YouTube Gets Free, Cloud-Based Video Editing Thanks To New WeVideo Integration

WeVideo, a newly launched cloud-based collaborative video editing platform, is today announcing integration with YouTube. Starting this afternoon, YouTube users will be able to access a basic version of WeVideo’s online service in order to edit their video clips by adding titles, effects, animation, music, narration and more.

The editing tool will be provided directly on YouTube itself at YouTube.com/create.

To be clear, WeVideo is not the only editing tool that Google’s online service provides, but it hopes to soon to be the most robust. YouTube’s own editor is fairly basic, and other tools like Magisto are more limited in scope. With WeVideo, the goal is to bring a more full-featured, professional-grade video-editing solution to the cloud that’s also easy enough for anyone to use.

The YouTube partnership is a big win for WeVideo, a startup which just launched a month ago. The Sunnyvale, Calif.-based company is actually a spinoff from a European venture called Creaza, which offers a similar, but education-focused, movie editor to a quarter million students across Europe.

WeVideo, however, has just a couple of thousand users so far, but thanks to the YouTube launch, is planning to quickly scale up to at least a million. In preparation for its U.S. debut, the company spent the summer migrating its platform to Amazon’s cloud servers, a move that doesn’t just help it scale, but will also help to improve processing and rendering times for end users. Unlike desktop-based editors which can only move as fast as a computer’s hardware allows, the WeVideo cloud solution has the ability to increase processing speeds to paying users on demand. As users move up through the tiered paid offerings, those speeds increase, as does the available storage space and video resolution. (Details on pricing is here).

For YouTube users, the “starter” package provided on the YouTube site will remain free. It will offer easy to use features like a drag-and-drop editing interface, which lets you quickly add music, transitions, titles and other effects.

In addition, videographers can collaborate on projects together, where all project members can share their video clips via a single interface. (This feature is available to WeVideo platform members only).

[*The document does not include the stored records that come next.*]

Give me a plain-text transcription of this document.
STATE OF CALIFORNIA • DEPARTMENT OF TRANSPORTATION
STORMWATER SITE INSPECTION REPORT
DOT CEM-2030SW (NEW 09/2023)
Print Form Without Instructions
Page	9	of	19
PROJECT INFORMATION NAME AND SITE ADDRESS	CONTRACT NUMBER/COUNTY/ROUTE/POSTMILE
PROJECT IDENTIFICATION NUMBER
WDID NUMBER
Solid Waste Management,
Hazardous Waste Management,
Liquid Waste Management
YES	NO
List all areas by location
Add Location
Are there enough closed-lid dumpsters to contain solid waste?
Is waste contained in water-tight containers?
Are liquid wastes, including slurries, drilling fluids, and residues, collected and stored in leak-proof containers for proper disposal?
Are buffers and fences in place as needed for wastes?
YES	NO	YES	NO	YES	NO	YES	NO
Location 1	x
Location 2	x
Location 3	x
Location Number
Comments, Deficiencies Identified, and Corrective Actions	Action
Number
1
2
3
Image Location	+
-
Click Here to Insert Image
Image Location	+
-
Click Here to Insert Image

From here, videos can be edited using shared libraries by any group member. No one can overwrite your own edits, though – but they can use your video as the jumping off point to create their own. In the future, WeVideo wants to offer real-time video collaboration as an option, too.

A later version of the WeVideo/YouTube integration will also offer a marketplace to YouTube users, allowing them to purchase licensed video clips, images and music for use in their own creations. There will be around 400,000 songs available at launch, thanks to a partnership with a yet-to-be-disclosed music library provider (not a record label or labels, but a middleman). The rights to a popular song may cost around $10 to use within a YouTube video.

WeVideo was self-funded at launch, with $1.4 million from its founders, CEO Jostein Svendsen and CTO Bjorn Rustberggard.  It just closed a seed round of $1.1 million this week from private investors, including well-known European-based angels, but may be adding to that soon. A Series A round for around $3-5 million is also in discussions.

Update: Clarification – collaboration is available to all WeVideo users – but not for all YouTube users yet. This may arrive in a future version.